By Rich Lowry
Wednesday, February 22, 2017
As if on cue, riots broke out in a heavily immigrant
suburb of Stockholm as soon as the media mocked President Donald Trump for a
vague warning about immigration-related problems in Sweden.
At a campaign rally over the weekend, Trump issued forth
with a mystifyingly ominous statement. “You look,” he declared, “at what’s
happening last night in Sweden.” What?
Had the president invented a nonexistent terror attack? As it turned out,
the reference was to a segment on Sweden he had watched on the Fox News show Tucker Carlson Tonight the previous night, rather than to any
specific event in the Nordic country.
The ensuing discussion quickly took on the character of
much of the debate in the early Trump years — a blunderbuss president matched
against a snotty and hyperventilating press, with a legitimate issue lurking
underneath.
By welcoming a historic number of asylum-seekers
proportionate to its population, Sweden has indeed embarked on a vast social
experiment that wasn’t well thought out and isn’t going very well. The unrest
in the Stockholm suburb of Rinkeby after police made an arrest the other night
underscored the problems inherent in Sweden’s immigration surge.
Sweden’s admirable humanitarianism is outstripping its
capacity to absorb newcomers. Nothing if not an earnest and well-meaning
society, Sweden has always accepted more than its share of refugees.
Immigration was already at elevated levels before the latest influx into Europe
from the Middle East, which prompted Sweden to try to see and raise the
reckless open-borders policy of German chancellor Angela Merkel.
Sweden welcomed more than 160,000 asylum-seekers in 2015,
including nearly 40,000 in October of that year alone. For a country of fewer
than 10 million, this was almost equal to 2 percent of the population — in one
year. The flow doubled the number of asylum-seekers at the height of the Balkans
crisis in 1992.
The foreign-born proportion of the Swedish population was
18 percent in 2016, double that of 1990. As of 2015, the most common county of
origin for the foreign-born was Finland, which makes sense as it is a
neighboring Scandinavian country. Next are Iraq and Syria.
Predictably, it isn’t easy to integrate people who don’t
know the language, aren’t highly skilled, and come from a foreign culture.

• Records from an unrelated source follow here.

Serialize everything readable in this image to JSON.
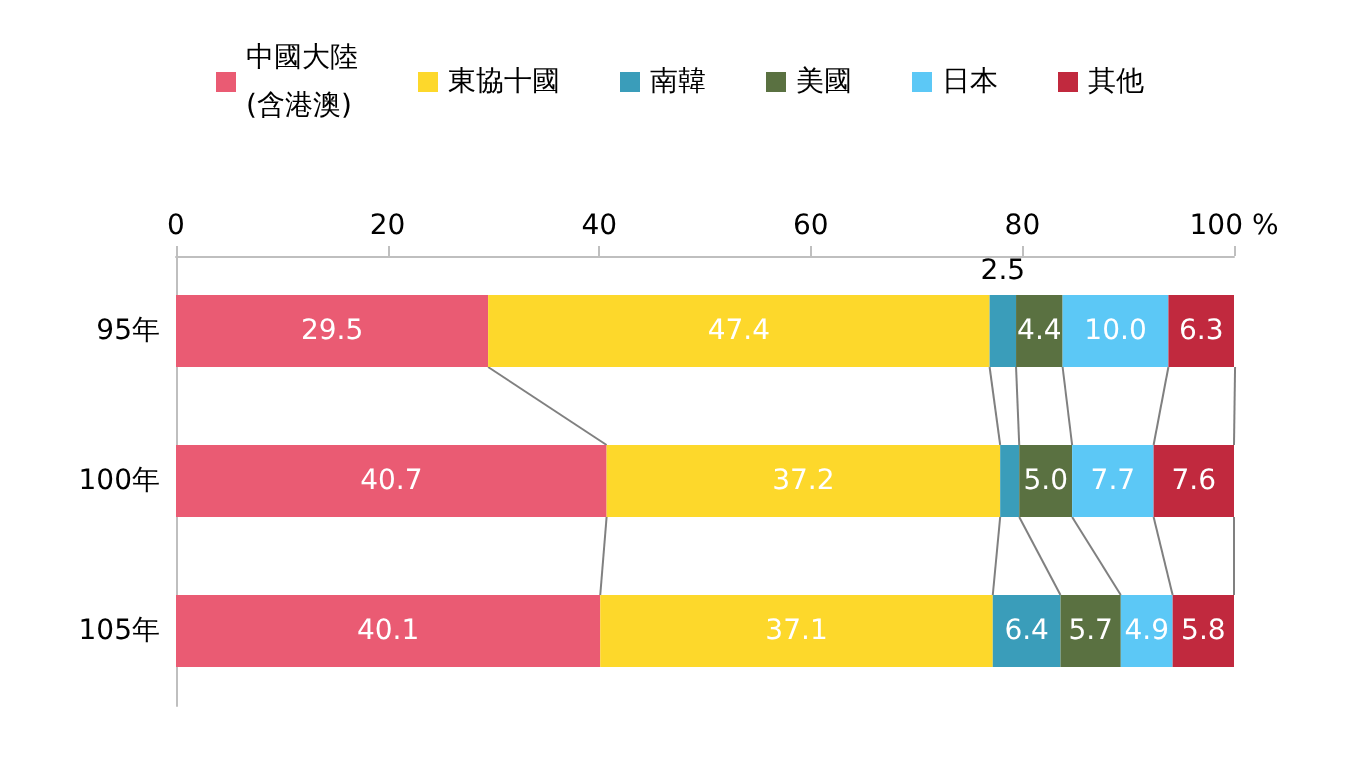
{
  "chart_data": {
    "type": "bar",
    "orientation": "horizontal",
    "stacked": true,
    "categories": [
      "95年",
      "100年",
      "105年"
    ],
    "xlim": [
      0,
      100
    ],
    "xticks": [
      0,
      20,
      40,
      60,
      80,
      {
        "value": 100,
        "label": "100 %"
      }
    ],
    "grid": false,
    "legend": "top",
    "series": [
      {
        "name": "中國大陸\n(含港澳)",
        "color": "#ea5b73",
        "values": [
          29.5,
          40.7,
          40.1
        ],
        "value_labels": [
          "29.5",
          "40.7",
          "40.1"
        ]
      },
      {
        "name": "東協十國",
        "color": "#fdd82b",
        "values": [
          47.4,
          37.2,
          37.1
        ],
        "value_labels": [
          "47.4",
          "37.2",
          "37.1"
        ]
      },
      {
        "name": "南韓",
        "color": "#3a9dba",
        "values": [
          2.5,
          1.8,
          6.4
        ],
        "value_labels": [
          "2.5",
          null,
          "6.4"
        ]
      },
      {
        "name": "美國",
        "color": "#5a7141",
        "values": [
          4.4,
          5.0,
          5.7
        ],
        "value_labels": [
          "4.4",
          "5.0",
          "5.7"
        ]
      },
      {
        "name": "日本",
        "color": "#5cc8f6",
        "values": [
          10.0,
          7.7,
          4.9
        ],
        "value_labels": [
          "10.0",
          "7.7",
          "4.9"
        ]
      },
      {
        "name": "其他",
        "color": "#c1293e",
        "values": [
          6.3,
          7.6,
          5.8
        ],
        "value_labels": [
          "6.3",
          "7.6",
          "5.8"
        ]
      }
    ]
  }
}
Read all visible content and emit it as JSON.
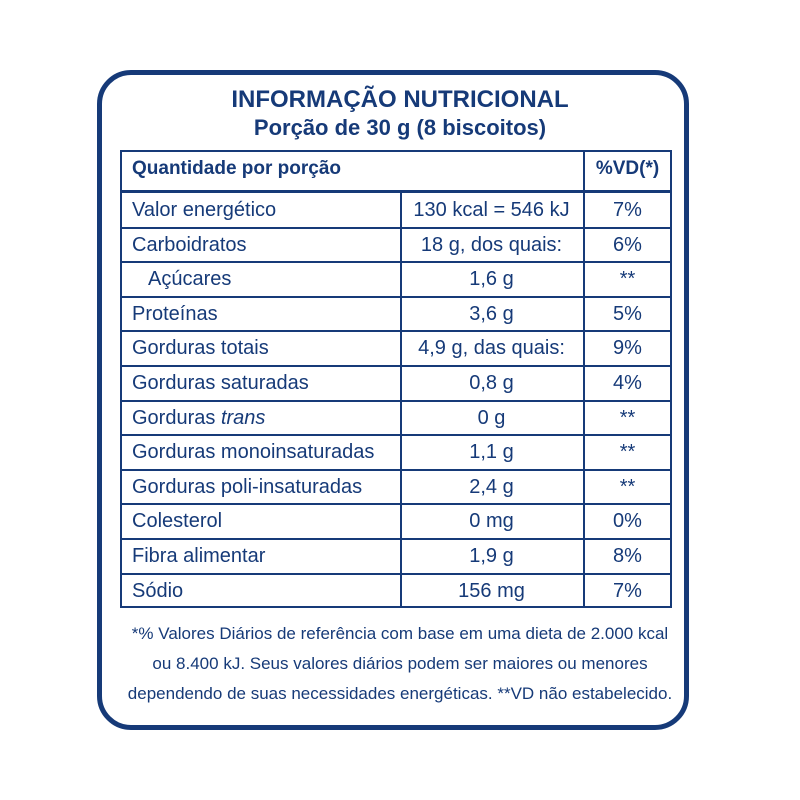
{
  "header": {
    "title": "INFORMAÇÃO NUTRICIONAL",
    "subtitle": "Porção de 30 g (8 biscoitos)"
  },
  "table": {
    "header": [
      "Quantidade por porção",
      "%VD(*)"
    ],
    "rows": [
      {
        "name": "Valor energético",
        "amount": "130 kcal = 546 kJ",
        "vd": "7%"
      },
      {
        "name": "Carboidratos",
        "amount": "18 g, dos quais:",
        "vd": "6%"
      },
      {
        "name": "Açúcares",
        "amount": "1,6 g",
        "vd": "**",
        "indent": true
      },
      {
        "name": "Proteínas",
        "amount": "3,6 g",
        "vd": "5%"
      },
      {
        "name": "Gorduras totais",
        "amount": "4,9 g, das quais:",
        "vd": "9%"
      },
      {
        "name": "Gorduras saturadas",
        "amount": "0,8 g",
        "vd": "4%"
      },
      {
        "name": "Gorduras",
        "name_italic": "trans",
        "amount": "0 g",
        "vd": "**"
      },
      {
        "name": "Gorduras monoinsaturadas",
        "amount": "1,1 g",
        "vd": "**"
      },
      {
        "name": "Gorduras poli-insaturadas",
        "amount": "2,4 g",
        "vd": "**"
      },
      {
        "name": "Colesterol",
        "amount": "0 mg",
        "vd": "0%"
      },
      {
        "name": "Fibra alimentar",
        "amount": "1,9 g",
        "vd": "8%"
      },
      {
        "name": "Sódio",
        "amount": "156 mg",
        "vd": "7%"
      }
    ]
  },
  "footnote": {
    "lines": [
      "*% Valores Diários de referência com base em uma dieta de 2.000 kcal",
      "ou 8.400 kJ. Seus valores diários podem ser maiores ou menores",
      "dependendo de suas necessidades energéticas. **VD não estabelecido."
    ]
  }
}
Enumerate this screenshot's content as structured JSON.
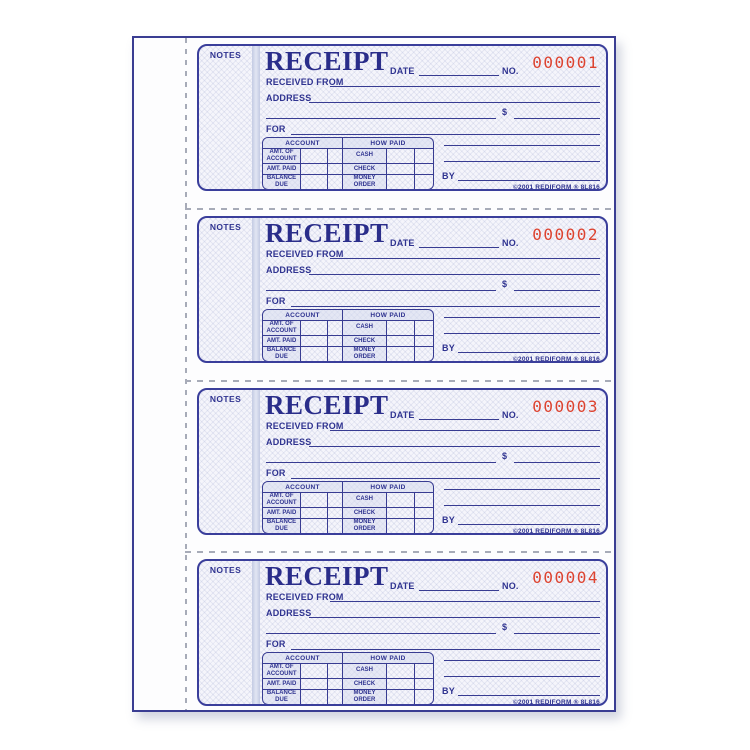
{
  "page": {
    "description": "Receipt book page with four identical numbered receipt forms and tear-off perforations"
  },
  "labels": {
    "notes": "NOTES",
    "title": "RECEIPT",
    "date": "DATE",
    "no": "NO.",
    "received_from": "RECEIVED FROM",
    "address": "ADDRESS",
    "dollar_sign": "$",
    "for": "FOR",
    "by": "BY",
    "table": {
      "account_header": "ACCOUNT",
      "how_paid_header": "HOW PAID",
      "rows": [
        {
          "account_label": "AMT. OF ACCOUNT",
          "how_paid_label": "CASH"
        },
        {
          "account_label": "AMT. PAID",
          "how_paid_label": "CHECK"
        },
        {
          "account_label": "BALANCE DUE",
          "how_paid_label": "MONEY ORDER"
        }
      ]
    },
    "footer": "©2001 REDIFORM ® 8L816"
  },
  "receipts": [
    {
      "number": "000001"
    },
    {
      "number": "000002"
    },
    {
      "number": "000003"
    },
    {
      "number": "000004"
    }
  ],
  "colors": {
    "form_ink_navy": "#2f3390",
    "serial_red": "#dd4330",
    "pattern_background": "#f5f5fb",
    "pattern_line": "#dfe2ee",
    "notes_divider": "#c3cae3",
    "perforation_gray": "#a7abb8",
    "page_border": "#3a3d92"
  }
}
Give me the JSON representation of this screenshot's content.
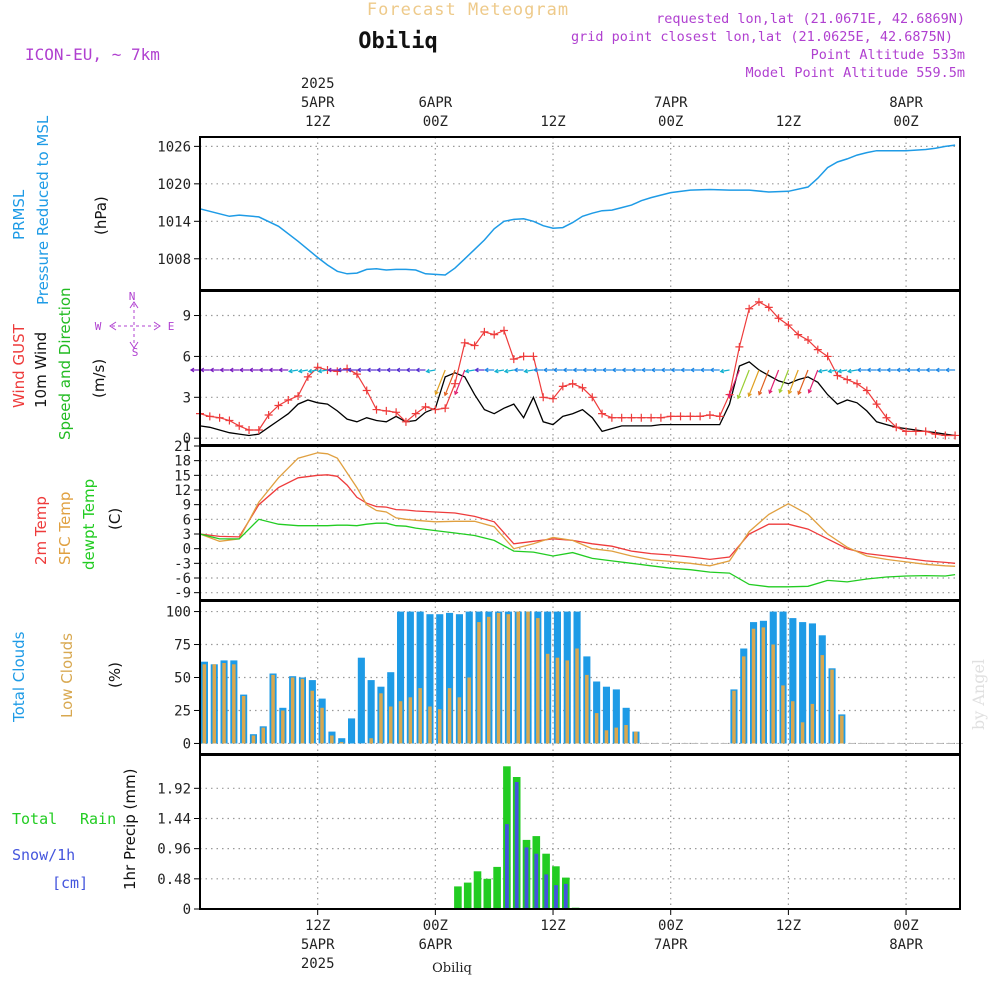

Sweden’s economic policies don’t help. As a report of the Migration Policy
Institute put it politely, Sweden is “an interesting case” because “the state
is committed to fostering large-scale immigration despite huge integration
challenges in the labor market.”
There is a stark gap in the labor-force-participation
rate between the native born (82 percent) and the foreign born (57 percent). As
the Migration Policy Institute points out, Sweden is an advanced economy with
relatively few low-skills jobs to begin with. On top of this, high minimum
wages and stringent labor protections make it harder for marginal workers to
find employment, while social assistance discourages the unemployed from
getting work.
None of this is a formula for assimilation or social
tranquility. In a piece for The Spectator,
Swedish journalist Tove Lifvendahl writes, “A parallel society is emerging
where the state’s monopoly on law and order is being challenged.”
And the fiscal cost is high. According to Swedish
economist Tino Sanandaji, the country spends 1.5 percent of its GDP on the
asylum-seekers, more than on its defense budget. Sweden is spending twice the
entire budget of the United Nations High Commissioner responsible for refugees
worldwide. Pressed for housing, Sweden has spent as much on sheltering 3,000
people in tents as it would cost to care for 100,000 Syrian refugees in Jordan.
It is little wonder that Sweden, where so recently it was
forbidden to question the open-handed orthodoxy on immigration, has now clamped
down on its borders. Sweden is a unique case, but clearly one of the lessons of
its recent experience is, Don’t try this at home.